Die Verantwortlichen übten sich in Durchhalteparolen, die Spieler haderten mit dem Fußball-Gott, doch die Fans gingen auf die Barrikaden: Schalke 04 steckt nach dem 1:2 (0:1) bei Twente Enschede und dem fast sicheren Aus im UEFA-Cup laut Andreas Müller in der "schwersten Krise seit Jahren".

Als die Schalker Spieler nach dem Abpfiff im Stadion De Grolsch Veste fast fluchtartig in die Kabine stürmten, ohne sich bei den "königsblauen" Anhängern zu verabschieden, brachen im Gästeblock alle Dämme.

Fans proben Aufstand

Die gut 1.500 Fans skandierten "Wir sind Schalker und ihr nicht", schickten den Profis wüste Beschimpfungen hinterher und zelebrierten anschließend mit den vedutzten Twente-Spielern minutenlang "La Ola".

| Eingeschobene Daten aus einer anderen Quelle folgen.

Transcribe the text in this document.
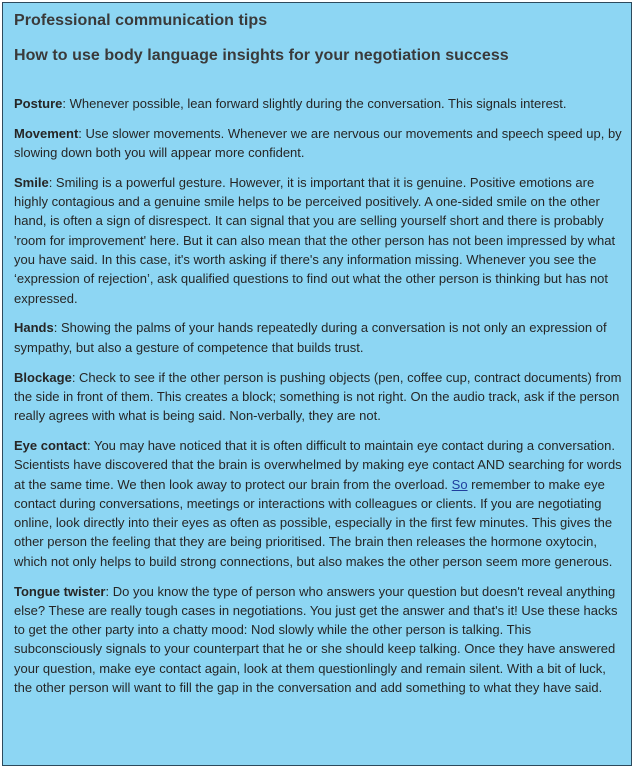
Professional communication tips
How to use body language insights for your negotiation success

Posture: Whenever possible, lean forward slightly during the conversation. This signals interest.

Movement: Use slower movements. Whenever we are nervous our movements and speech speed up, by slowing down both you will appear more confident.

Smile: Smiling is a powerful gesture. However, it is important that it is genuine. Positive emotions are highly contagious and a genuine smile helps to be perceived positively. A one-sided smile on the other hand, is often a sign of disrespect. It can signal that you are selling yourself short and there is probably 'room for improvement' here. But it can also mean that the other person has not been impressed by what you have said. In this case, it's worth asking if there's any information missing. Whenever you see the ‘expression of rejection’, ask qualified questions to find out what the other person is thinking but has not expressed.

Hands: Showing the palms of your hands repeatedly during a conversation is not only an expression of sympathy, but also a gesture of competence that builds trust.

Blockage: Check to see if the other person is pushing objects (pen, coffee cup, contract documents) from the side in front of them. This creates a block; something is not right. On the audio track, ask if the person really agrees with what is being said. Non-verbally, they are not.

Eye contact: You may have noticed that it is often difficult to maintain eye contact during a conversation. Scientists have discovered that the brain is overwhelmed by making eye contact AND searching for words at the same time. We then look away to protect our brain from the overload. So remember to make eye contact during conversations, meetings or interactions with colleagues or clients. If you are negotiating online, look directly into their eyes as often as possible, especially in the first few minutes. This gives the other person the feeling that they are being prioritised. The brain then releases the hormone oxytocin, which not only helps to build strong connections, but also makes the other person seem more generous.

Tongue twister: Do you know the type of person who answers your question but doesn't reveal anything else? These are really tough cases in negotiations. You just get the answer and that's it! Use these hacks to get the other party into a chatty mood: Nod slowly while the other person is talking. This subconsciously signals to your counterpart that he or she should keep talking. Once they have answered your question, make eye contact again, look at them questionlingly and remain silent. With a bit of luck, the other person will want to fill the gap in the conversation and add something to what they have said.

"So etwas habe ich noch nie auf Schalke erlebt", meinte Gerald Asamoah, seit 1999 beim Club, zeigte aber Verständnis für die Fans: "Ich kann nachvollziehen, dass sie enttäuscht sind. Wir haben heute vielleicht auch spielerisch nicht überzeugt. Aber man muss auch sehen, dass wir gekämpft und alles gegeben haben, um das Spiel noch zu drehen."

Rutten sieht Licht am Ende des Tunnels

Trainer Fred Rutten versuchte, dass positive aus dem Spiel zu ziehen. "Wir sind in einer Situation, in der das Glück uns im Stich lässt", sagte Rutten nach der deprimierend verlaufenen ersten Rückkehr an seine alte Wirkungsstätte und bescheinigte seinen Spielern einen "leidenschaftlichen Auftritt".

Deshalb sieht der Niederländer, der seinen 46. Geburtstag am Freitag wohl wenig genießen kann, Licht am Ende des Tunnels. "Ich bin überzeugt, dass wir da rauskommen, durch sehr harte Arbeit - und die habe ich diesmal gesehen", meinte Rutten.

Präsident Josef Schnusenberg glaubt allerdings, dass die Talsohle durchschritten ist: "Im Moment fallen wir aus dem Kellerfenster. Die Spirale geht nach oben, denn wir sind jetzt ganz unten angekommen."

5. Pleite in 6 Spielen

Auch Andreas Müller appeliert an den Zusammenhalt. "Wir können alle gemeinsam ganz stark herauskommen aus dieser Situation, wenn wir zusammenstehen wie eine Wand. Wenn die Mannschaft das beherzigt, wird sie auch wieder das Glück haben, das sie verdient. Aus dieser Krise kommen wir nur gemeinsam raus. Wir müssen uns berappeln", meinte der Manager.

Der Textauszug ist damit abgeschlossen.